News that Wall Street giant JPMorgan Chase will cease to make student loans next month, whispers about the much-anticipated burst of the vast student loan bubble are growing louder.
And while commentators hear long-awaited echoes of the subprime mortgage bubble pop (the JPMorgan news is "is eerily reminiscent of the subprime shutdown that happened in 2007. Each time a bank shuttered its subprime unit, the news was presented in much the same way that JPMorgan is spinning the end of its student lending" wrote CNBC's John Carney and Jeff Cox). But the student loan bubble is not bursting -- because, at base, it's not really a bubble (if we're working on the assumption that all bubbles burst that is).
While the bubble-as-metaphor suited the myth of ever-increasing housing prices, which came to a halt in 2007. And while student loan rates have far outpaced the growth seen in the real estate market in the years before 2007, the government, unlike the markets, will sustain student debt while profiting from it.
Student loans are different for twofold reasons. Not only are they government-backed, but the government itself monopolizes the vast student loan market. On top of this, student loans can never be discharged through bankruptcy -- they do not disappear.
And while JPMorgan asserted, "We just don't see this as a market that we can significantly grow," the government has strong reasons to stay in the student loan racket: around $51 billion (so equivalent to the government's entire intelligence budget) is the estimated government haul from student loans for 2013.
"These revenues are profits—the government is profiting from student debtors. That some commentators have objected to this terminology illustrates widespread denial about the nature of the student-debt crisis," commented Malcolm Harris in the Boston Review.

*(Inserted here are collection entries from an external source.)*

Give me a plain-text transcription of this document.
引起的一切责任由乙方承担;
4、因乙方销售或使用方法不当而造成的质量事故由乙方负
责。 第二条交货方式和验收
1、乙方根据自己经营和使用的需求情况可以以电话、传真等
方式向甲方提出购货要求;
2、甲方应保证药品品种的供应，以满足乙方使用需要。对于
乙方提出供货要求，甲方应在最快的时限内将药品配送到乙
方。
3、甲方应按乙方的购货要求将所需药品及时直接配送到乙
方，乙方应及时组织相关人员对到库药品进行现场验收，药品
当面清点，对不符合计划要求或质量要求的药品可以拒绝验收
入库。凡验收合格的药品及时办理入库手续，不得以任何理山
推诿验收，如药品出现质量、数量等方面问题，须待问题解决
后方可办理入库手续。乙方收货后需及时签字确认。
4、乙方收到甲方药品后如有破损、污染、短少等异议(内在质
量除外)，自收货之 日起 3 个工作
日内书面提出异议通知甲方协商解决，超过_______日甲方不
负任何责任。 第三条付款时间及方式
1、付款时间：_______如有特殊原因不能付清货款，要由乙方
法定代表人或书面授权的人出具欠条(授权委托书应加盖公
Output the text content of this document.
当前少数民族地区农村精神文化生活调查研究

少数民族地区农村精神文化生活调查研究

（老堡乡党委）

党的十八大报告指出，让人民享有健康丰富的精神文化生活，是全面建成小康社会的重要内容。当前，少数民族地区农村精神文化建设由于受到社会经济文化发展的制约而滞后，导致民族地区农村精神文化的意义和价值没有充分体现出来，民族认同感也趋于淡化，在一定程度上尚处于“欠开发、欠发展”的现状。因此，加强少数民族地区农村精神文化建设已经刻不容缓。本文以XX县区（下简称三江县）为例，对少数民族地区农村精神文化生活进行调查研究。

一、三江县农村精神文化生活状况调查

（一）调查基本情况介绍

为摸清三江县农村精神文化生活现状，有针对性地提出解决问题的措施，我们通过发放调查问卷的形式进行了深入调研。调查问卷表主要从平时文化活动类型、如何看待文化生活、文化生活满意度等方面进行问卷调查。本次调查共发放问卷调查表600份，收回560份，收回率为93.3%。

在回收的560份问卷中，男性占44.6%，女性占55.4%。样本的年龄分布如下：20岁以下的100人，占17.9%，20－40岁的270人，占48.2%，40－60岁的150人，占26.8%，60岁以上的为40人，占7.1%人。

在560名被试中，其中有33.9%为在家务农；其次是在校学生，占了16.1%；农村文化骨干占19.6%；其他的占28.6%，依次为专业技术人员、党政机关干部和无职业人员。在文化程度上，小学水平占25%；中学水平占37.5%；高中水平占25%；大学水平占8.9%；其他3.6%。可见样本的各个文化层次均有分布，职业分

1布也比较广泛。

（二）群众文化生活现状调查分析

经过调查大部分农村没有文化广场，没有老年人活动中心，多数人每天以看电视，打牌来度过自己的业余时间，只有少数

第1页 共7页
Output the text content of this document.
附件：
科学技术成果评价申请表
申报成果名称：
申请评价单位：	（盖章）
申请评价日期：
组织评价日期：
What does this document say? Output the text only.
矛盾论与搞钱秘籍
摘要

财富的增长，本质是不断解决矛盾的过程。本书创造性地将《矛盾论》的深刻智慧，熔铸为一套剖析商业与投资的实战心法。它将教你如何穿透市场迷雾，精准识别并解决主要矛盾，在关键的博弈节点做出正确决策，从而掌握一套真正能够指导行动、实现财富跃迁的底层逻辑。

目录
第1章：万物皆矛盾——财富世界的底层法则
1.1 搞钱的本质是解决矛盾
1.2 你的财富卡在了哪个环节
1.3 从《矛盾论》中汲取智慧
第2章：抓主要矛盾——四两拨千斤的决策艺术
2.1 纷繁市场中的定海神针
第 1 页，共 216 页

Private loans (like those that will JPMorgan will stop offering) account for just $150 billion of the $1 trillion in outstanding education debt. The student debt crisis is buoyed -- indeed structured around -- government lending. Harris detailed how the government can continue to profit from indebted students, and how these profits (and so the student debt bubble) is not deflating any time soon:
The huge profit flows from the divergence between the government’s borrowing rate and the interest rate at which borrowers repay their loans. While student borrowers do pay a low interest rate as compared to commercial loans, the Treasury’s 91-day Bill Rate has been stuck under one percent since the 2008 financial crisis; right now it’s at a historical low of .07 percent. If you can get money for nearly free, as the Treasury can, lending at even a small interest rate yields a significant profit when multiplied across hundred of billions of dollars in loans. The federal government’s stated intention was never to make money from the direct lending program, and all their projections have the T-Bill rate recovering to pre-2008 levels any year now, which would eliminate the profits, but so far this hasn’t happened. Nor has there been a wave of defaults and nonpayments commensurate with the slow economy that the low Treasury rates could have helped offset. Instead, borrowers are stuck with the worst of both worlds: stagnant wages, escalating costs, and no exit in sight.
Harris (a good friend of mine, I should note) has more than once made this point, that bears again repeating here: "student debtors had no hope for relief short of expatriation, revolt, or suicide." The government has every interest in keeping this debt bubble in tact.